Zero-width characters pose a security risk and existential threat to ENS

I have a test harness, but all of the code needs ported to Javascript. I can give a quick summary of the results as-of the latest version (1.0.7). This will eventually be in one of the automated reports in my repo.

  • 6235 examples in IdnaTestV2.txt
  • 453 valid match
  • 6235 error match (needs checked)
  • 9 output differences [1]
  • 8 error for adraffy, valid for idna [2]
  • 684 valid for adraffy, error for idna [3]

[1]. 5 of these are due to an off-by one bug in my code ContextJ at the start of a string.
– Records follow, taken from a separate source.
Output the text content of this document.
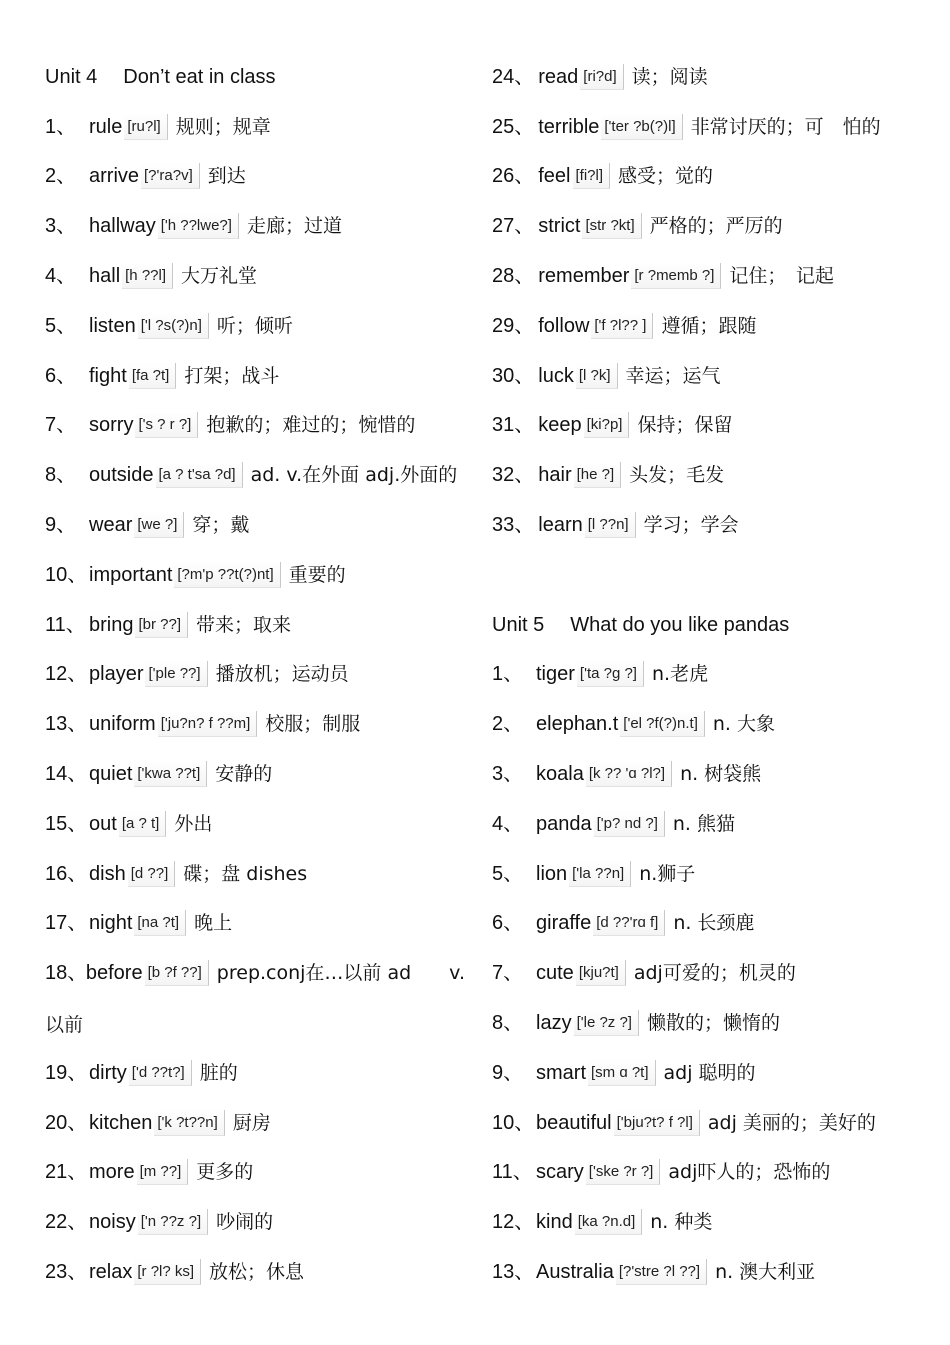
Unit 4 Don’t eat in class
1、 rule [ru?l] 规则；规章
2、 arrive [?'ra?v] 到达
3、 hallway ['h ??lwe?] 走廊；过道
4、 hall [h ??l] 大万礼堂
5、 listen ['l ?s(?)n] 听；倾听
6、 fight [fa ?t] 打架；战斗
7、 sorry ['s ? r ?] 抱歉的；难过的；惋惜的
8、 outside [a ? t'sa ?d] ad. v.在外面 adj.外面的
9、 wear [we ?] 穿；戴
10、 important [?m'p ??t(?)nt] 重要的
11、 bring [br ??] 带来；取来
12、 player ['ple ??] 播放机；运动员
13、 uniform ['ju?n? f ??m] 校服；制服
14、 quiet ['kwa ??t] 安静的
15、 out [a ? t] 外出
16、 dish [d ??] 碟；盘 dishes
17、 night [na ?t] 晚上
18、
before [b ?f ??] prep.conj在…以前 ad　　v.
以前
19、 dirty ['d ??t?] 脏的
20、 kitchen ['k ?t??n] 厨房
21、 more [m ??] 更多的
22、 noisy ['n ??z ?] 吵闹的
23、 relax [r ?l? ks] 放松；休息
24、 read [ri?d] 读；阅读
25、 terrible ['ter ?b(?)l] 非常讨厌的；可　怕的
26、 feel [fi?l] 感受；觉的
27、 strict [str ?kt] 严格的；严厉的
28、 remember [r ?memb ?] 记住；　记起
29、 follow ['f ?l?? ] 遵循；跟随
30、 luck [l ?k] 幸运；运气
31、 keep [ki?p] 保持；保留
32、 hair [he ?] 头发；毛发
33、 learn [l ??n] 学习；学会
Unit 5 What do you like pandas
1、 tiger ['ta ?g ?] n.老虎
2、 elephan.t ['el ?f(?)n.t] n. 大象
3、 koala [k ?? 'ɑ ?l?] n. 树袋熊
4、 panda ['p? nd ?] n. 熊猫
5、 lion ['la ??n] n.狮子
6、 giraffe [d ??'rɑ f] n. 长颈鹿
7、 cute [kju?t] adj可爱的；机灵的
8、 lazy ['le ?z ?] 懒散的；懒惰的
9、 smart [sm ɑ ?t] adj 聪明的
10、 beautiful ['bju?t? f ?l] adj 美丽的；美好的
11、 scary ['ske ?r ?] adj吓人的；恐怖的
12、 kind [ka ?n.d] n. 种类
13、 Australia [?'stre ?l ??] n. 澳大利亚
This reduces the list to 4, which all involve FFFD. Here is an example, I’m not sure if it makes sense:

  • Input: [120795, 65294, 63992]
  • adraffy: [51, 46, 31520]
  • idna: [51, 46, 65533]

63992 (F9F8) is mapped to 31520 (7B20). I’m not sure what makes that disallowed and marked as FFFD. I’ll look at this tomorrow.

[2]. These are all due to adraffy disallowing FFFD. I think this essentially means they’re the same.

[3]. Half of these are differences on ContextJ handling. For adraffy, I strip ZWs out of context, not error, since they’re nearly impossible to edit for the end-user. The major issue remaining in this group are the BIDI rules, which I haven’t implemented yet.